Startle responses in hereditary hyperekplexia
M. A. Tijssen, L. M. Voorkamp, G. W. Padberg and J. G. van Dijk
Department of Neurology and Clinical Neurophysiology, Leiden University Hospital, the Netherlands.
BACKGROUND: Patients with hereditary hyperekplexia have excessive startle
responses that are accompanied by transient stiffness and also continuous
stiffness in infancy. A point of mutation has been identified for the major
form of hereditary hyperekplexia in the gene encoding the alpha 1 subunit
of the glycine receptor. OBJECTIVE: To measure startle reflexes and
autonomic responses in the major form of hereditary hyperekplexia in the
original Dutch pedigree. DESIGN: Startle reflexes and autonomic responses
were examined by administering 3 series of 20 auditory stimuli at intervals
of 10 seconds (90 and 113 dB) and 60 seconds (113 dB). SETTING: The
Department of Neurology and Clinical Neurophysiology at the Leiden
University Hospital, Leiden, the Netherlands. SUBJECTS: Nine patients with
the major form of hyperekplexia and 20 healthy controls. Of the 9 patients,
5 took medication. The patients are part of the Dutch hyperekplexia
pedigree. MAIN OUTCOME MEASURES: Startle responses were quantified with
latency periods and areas of electromyographic bursts of the orbicular
muscle of the eye, sternocleidomastoid and biceps muscles, and the thenar
muscles. Autonomic reactions were measured with psychogalvanic responses
and beat to beat changes of blood pressure and heart rate. RESULTS: The
electromyographic bursts of the 4 muscles occurred in similar order in both
patients and controls. The onset of the latency periods in the patient
group was significantly (P < .001) prolonged in patients who took
medication.
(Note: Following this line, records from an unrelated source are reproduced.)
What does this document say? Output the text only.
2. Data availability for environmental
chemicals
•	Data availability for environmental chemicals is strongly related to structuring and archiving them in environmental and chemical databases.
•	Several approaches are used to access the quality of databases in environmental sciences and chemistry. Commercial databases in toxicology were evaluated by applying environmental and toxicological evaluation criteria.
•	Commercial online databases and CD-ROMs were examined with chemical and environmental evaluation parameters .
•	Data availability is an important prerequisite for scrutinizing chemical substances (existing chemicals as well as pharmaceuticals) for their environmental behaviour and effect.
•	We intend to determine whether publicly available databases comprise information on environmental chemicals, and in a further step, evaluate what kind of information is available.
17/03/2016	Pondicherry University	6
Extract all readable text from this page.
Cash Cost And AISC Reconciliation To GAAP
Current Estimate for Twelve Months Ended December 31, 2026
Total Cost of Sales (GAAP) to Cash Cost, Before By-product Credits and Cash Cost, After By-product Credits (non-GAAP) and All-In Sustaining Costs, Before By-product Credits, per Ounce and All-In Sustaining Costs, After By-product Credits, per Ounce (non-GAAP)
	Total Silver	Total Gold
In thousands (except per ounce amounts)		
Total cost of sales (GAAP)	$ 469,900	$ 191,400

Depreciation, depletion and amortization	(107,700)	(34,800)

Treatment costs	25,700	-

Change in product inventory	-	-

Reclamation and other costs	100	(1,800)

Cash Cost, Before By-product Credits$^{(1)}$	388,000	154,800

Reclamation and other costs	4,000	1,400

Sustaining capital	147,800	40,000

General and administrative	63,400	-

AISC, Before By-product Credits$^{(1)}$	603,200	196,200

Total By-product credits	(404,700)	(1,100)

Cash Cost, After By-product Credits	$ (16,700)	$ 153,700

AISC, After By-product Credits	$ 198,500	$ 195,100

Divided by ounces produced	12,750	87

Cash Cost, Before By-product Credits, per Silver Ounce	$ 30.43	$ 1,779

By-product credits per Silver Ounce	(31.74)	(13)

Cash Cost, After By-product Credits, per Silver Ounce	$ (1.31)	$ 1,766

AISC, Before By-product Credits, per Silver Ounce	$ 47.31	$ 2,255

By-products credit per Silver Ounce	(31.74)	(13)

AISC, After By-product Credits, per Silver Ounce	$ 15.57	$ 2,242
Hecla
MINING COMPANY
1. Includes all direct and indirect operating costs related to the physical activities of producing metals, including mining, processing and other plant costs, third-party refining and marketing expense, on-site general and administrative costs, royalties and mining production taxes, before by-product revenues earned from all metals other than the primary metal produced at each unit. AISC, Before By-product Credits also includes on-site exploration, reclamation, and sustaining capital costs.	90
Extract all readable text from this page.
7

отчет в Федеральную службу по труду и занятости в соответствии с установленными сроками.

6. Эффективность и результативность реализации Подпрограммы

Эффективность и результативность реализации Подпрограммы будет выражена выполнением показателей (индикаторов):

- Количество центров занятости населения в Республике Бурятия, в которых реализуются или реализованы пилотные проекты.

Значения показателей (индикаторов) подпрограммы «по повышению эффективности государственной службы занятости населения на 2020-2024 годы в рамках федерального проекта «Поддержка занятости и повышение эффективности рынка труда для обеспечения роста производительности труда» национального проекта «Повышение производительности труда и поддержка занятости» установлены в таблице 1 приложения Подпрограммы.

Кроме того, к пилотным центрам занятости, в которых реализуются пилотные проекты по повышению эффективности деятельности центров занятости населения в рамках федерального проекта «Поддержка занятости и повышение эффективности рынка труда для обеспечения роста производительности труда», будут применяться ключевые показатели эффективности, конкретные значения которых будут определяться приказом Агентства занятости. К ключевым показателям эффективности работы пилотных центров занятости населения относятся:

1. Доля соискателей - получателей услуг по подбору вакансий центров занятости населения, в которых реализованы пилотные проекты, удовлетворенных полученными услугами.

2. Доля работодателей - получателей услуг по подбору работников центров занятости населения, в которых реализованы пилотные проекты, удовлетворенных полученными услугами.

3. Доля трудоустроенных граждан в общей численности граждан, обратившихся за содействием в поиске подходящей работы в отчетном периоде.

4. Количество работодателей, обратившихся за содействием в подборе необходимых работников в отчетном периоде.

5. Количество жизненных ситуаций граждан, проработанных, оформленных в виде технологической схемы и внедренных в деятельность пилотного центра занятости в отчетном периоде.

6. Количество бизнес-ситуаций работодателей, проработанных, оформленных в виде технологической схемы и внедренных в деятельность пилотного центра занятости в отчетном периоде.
Without medication, patients had shorter latency periods of the
sternocleidomastoid muscle (P = .003) than controls. The electromyographic
burst occurred significantly more often in patients than in controls (P
< .001). The areas of the bursts were significantly larger in patients
than in controls (P < .001); the degree of habituation was significantly
stronger in patients than in controls (P < .001). The amplitude of the
psychogalvanic response was increased in hyperekplexia, and the degree of
habituation was significantly weaker in patients than in controls. Blood
pressure and heart rate did not clearly react in either group. CONCLUSIONS:
Motor startle responses are stronger and show more habituation in patients
with hereditary hyperekplexia than in controls. The excessive responses
include the psychogalvanic response. Increased responses do not necessarily
indicate decreased habituation in hyperekplexia.